La question n’est pas tant de savoir si le système pourra (saura) s’adapter à l’effacement décliniste des USA, que de savoir si le système résistera à l’effondrement des USA. D’abord, il y a cette évidence que les USA c’est le système, – évidence technique, certes, mais aussi symbolique, psychologique, etc. Les USA c’est la modernité, et la modernité c’est le système, – aussi assurément que le signifiait cette phrase terrible du nommé Rouhier, en 1824, qui terrorisa Stendhal et décida l’écrivain à rompre avec le parti moderniste (et proaméricaniste) devenu “parti de l’industrie” : « Les Lumières, c’est désormais l’industrie. » (Voir notamment la Deuxième Partie de La grâce de l’Histoire et, en général, les textes de la rubrique La grâce de l’Histoire.)
Nous ne sommes pas dans le cas historique “banal” du déclin d’un Empire, d’un changement de puissance, d’un bouleversement d’équilibre. Nous sommes dans le cas explosif d’une civilisation qui a été complètement annexée et transmutée en un système de puissance (le système du technologisme), avec la politique de l’“idéal de puissance” qui va avec ; système parvenu au paroxysme de sa crise, ce paroxysme étant la crise des USA eux-mêmes, à la fois identifiés au système et enfants, sinon esclaves du système (ou, si l’on veut, les USA esclaves du système qu’ils crurent avoir créé et crurent dominer à leur avantage).

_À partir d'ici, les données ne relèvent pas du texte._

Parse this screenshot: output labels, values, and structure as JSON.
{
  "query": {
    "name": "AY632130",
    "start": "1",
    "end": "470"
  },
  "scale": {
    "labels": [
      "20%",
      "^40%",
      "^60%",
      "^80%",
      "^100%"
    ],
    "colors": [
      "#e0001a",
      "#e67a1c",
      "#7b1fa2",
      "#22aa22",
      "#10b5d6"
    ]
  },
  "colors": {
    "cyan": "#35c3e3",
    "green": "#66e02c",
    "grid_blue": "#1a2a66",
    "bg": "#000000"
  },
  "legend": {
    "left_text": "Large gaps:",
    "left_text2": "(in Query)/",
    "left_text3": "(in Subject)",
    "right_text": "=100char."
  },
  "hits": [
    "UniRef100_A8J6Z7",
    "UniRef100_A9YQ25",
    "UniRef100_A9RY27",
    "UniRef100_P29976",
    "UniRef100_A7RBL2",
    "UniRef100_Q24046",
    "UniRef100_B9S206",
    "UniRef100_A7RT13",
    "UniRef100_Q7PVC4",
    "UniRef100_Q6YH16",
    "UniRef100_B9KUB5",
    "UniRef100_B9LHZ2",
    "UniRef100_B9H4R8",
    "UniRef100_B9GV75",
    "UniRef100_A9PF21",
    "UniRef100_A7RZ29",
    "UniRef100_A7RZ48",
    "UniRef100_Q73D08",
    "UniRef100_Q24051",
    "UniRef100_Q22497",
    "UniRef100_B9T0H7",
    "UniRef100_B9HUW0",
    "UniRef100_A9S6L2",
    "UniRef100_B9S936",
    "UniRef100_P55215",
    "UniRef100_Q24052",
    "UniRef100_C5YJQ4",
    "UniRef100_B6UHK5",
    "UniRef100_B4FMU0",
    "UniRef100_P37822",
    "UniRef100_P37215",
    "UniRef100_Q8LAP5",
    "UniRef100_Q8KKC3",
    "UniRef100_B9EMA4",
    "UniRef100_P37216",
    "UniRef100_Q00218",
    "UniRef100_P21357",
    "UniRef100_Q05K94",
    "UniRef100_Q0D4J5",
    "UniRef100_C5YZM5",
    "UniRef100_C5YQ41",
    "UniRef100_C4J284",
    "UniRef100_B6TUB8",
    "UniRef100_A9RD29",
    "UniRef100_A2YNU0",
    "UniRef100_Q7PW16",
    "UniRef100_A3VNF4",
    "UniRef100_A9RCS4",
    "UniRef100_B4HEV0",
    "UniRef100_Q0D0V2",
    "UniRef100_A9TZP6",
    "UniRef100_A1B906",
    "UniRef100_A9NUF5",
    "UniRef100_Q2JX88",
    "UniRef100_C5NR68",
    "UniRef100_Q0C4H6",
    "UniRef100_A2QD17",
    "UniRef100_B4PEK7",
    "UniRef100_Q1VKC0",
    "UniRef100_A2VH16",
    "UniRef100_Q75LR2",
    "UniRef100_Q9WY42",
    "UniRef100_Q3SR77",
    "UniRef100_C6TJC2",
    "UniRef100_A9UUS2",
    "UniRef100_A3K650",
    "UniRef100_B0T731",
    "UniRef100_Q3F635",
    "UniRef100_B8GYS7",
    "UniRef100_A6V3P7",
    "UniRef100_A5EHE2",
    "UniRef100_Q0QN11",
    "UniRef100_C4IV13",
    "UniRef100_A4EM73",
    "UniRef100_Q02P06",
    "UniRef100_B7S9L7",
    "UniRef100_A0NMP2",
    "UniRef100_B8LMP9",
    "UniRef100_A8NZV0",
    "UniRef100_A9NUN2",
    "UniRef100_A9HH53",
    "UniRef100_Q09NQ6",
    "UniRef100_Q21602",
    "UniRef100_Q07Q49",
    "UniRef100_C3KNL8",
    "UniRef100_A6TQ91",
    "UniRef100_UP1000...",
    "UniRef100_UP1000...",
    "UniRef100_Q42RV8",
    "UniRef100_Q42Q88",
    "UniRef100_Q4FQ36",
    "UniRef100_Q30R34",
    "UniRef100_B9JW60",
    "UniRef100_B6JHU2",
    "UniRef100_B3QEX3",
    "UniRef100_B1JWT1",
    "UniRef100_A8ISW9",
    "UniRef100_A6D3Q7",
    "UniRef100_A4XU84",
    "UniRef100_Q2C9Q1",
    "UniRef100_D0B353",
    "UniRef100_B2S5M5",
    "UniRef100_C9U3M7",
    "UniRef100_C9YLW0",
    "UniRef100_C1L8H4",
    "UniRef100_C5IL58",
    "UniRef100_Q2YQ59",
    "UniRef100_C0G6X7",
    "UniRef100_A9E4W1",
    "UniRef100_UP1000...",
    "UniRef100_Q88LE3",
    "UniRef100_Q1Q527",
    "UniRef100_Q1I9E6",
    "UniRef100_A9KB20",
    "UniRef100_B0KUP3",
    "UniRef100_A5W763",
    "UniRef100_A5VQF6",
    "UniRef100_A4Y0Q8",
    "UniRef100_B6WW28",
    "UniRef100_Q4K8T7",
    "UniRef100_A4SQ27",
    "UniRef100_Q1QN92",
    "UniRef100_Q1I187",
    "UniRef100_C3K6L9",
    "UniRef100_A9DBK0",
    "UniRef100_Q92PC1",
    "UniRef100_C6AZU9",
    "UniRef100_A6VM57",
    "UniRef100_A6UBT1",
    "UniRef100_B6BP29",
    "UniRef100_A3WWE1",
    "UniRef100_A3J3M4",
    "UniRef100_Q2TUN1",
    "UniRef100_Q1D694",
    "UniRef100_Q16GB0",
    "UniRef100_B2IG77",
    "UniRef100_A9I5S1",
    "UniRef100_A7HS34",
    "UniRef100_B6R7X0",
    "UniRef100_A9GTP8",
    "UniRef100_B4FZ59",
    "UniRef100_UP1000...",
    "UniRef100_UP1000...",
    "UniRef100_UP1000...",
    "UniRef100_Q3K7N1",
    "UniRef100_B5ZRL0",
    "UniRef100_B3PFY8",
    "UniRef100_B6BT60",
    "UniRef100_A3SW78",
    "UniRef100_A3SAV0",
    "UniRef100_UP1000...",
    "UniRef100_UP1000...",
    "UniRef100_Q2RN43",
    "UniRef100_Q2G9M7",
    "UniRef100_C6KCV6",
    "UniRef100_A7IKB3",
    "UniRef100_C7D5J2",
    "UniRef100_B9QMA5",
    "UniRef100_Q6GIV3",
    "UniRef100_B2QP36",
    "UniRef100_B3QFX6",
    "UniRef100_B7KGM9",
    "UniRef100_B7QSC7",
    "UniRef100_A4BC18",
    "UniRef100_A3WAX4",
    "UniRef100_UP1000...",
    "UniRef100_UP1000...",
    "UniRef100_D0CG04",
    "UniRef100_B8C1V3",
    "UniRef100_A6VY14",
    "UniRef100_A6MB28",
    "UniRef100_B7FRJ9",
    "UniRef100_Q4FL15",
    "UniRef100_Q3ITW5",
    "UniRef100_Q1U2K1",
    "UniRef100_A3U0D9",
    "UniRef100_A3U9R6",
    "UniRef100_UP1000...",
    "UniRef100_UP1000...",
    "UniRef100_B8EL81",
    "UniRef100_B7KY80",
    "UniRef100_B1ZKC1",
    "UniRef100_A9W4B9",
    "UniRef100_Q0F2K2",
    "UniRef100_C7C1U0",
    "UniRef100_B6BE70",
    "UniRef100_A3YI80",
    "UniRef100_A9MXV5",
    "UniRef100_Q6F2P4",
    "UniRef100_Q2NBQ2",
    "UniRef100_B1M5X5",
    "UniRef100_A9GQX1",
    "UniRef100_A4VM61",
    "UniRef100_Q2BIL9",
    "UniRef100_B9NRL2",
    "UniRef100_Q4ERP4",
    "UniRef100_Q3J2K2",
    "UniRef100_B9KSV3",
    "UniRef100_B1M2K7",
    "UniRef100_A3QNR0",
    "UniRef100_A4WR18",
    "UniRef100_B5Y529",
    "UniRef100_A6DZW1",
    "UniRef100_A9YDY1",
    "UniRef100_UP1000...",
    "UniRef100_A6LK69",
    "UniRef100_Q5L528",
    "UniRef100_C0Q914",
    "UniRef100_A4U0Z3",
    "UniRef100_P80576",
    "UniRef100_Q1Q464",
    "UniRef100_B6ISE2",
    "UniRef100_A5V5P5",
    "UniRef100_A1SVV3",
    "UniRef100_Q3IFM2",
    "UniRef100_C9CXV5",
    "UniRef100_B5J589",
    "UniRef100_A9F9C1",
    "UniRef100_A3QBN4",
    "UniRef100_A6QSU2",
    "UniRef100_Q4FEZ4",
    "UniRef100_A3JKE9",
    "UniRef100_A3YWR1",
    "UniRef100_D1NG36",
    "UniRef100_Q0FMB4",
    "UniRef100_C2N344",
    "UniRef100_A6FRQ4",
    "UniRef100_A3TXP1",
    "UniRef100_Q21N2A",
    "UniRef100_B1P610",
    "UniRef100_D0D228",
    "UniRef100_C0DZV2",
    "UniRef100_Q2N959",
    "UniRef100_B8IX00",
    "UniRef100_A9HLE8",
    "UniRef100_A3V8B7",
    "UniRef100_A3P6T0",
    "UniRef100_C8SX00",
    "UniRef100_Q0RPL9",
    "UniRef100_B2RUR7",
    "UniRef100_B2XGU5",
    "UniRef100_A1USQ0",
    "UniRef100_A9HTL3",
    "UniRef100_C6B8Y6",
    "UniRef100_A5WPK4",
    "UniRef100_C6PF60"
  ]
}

On connaît également le cas considérable, sinon décisif, que nous faisons de l’impact psychologique des USA, sur le système et par l’intermédiaire du système, au travers de cet artefact du système de la communication, terroriste par fascination de la psychologie, qu’est la notion d’American Dream. Par conséquent, nous dirions que l’effacement ordonné dans une sorte d’“ordre international” des USA (les USA conçus en tant que système) semble extrêmement peu probable parce que proche de l’absurde, parce qu’on ne retire pas d’une façon ordonné son essence même, sa raison d’être, sa dictature d’influence, à ce qui prétend être une structure ordonnée sans la faire s’effondrer ; par conséquent, la seule issue dans la situation présente est la disparition brutale de la prédominance US (l’American Dream) par la disparition de sa source, qui est les USA eux-mêmes, tels qu’ils sont devenus sous la pression du système de l’“idéal de puissance”. Cela conduit à des hypothèses beaucoup plus brutales que le déclin, le retrait ordonné US, le rangement des USA parmi quelques autres puissances, les USA eux-mêmes devenus une “puissance comme les autres”. Cette idée est simplement inconcevable pour une psychologie loyale au système de l’américanisme et formée par ce système.
De même et par un autre biais qui concerne les USA eux-mêmes, nous ne voyons pas que les USA, – en tant que système de l’américanisme, ou encore l’establishment washingtonien, – puissent seulement accepter quelque chose qui ressemble à un déclin, à ne plus être ce qu’on présente comme la “nation exceptionnelle” et la “nation indispensable”. Bien entendu, cela ne suffit pas, ni pour ne pas décliner, ni pour rester “exceptionnel” et “indispensable”. Cela ouvre plutôt la porte à des impasses, des dilemmes, des troubles renouvelés, à des perspectives beaucoup plus radicales.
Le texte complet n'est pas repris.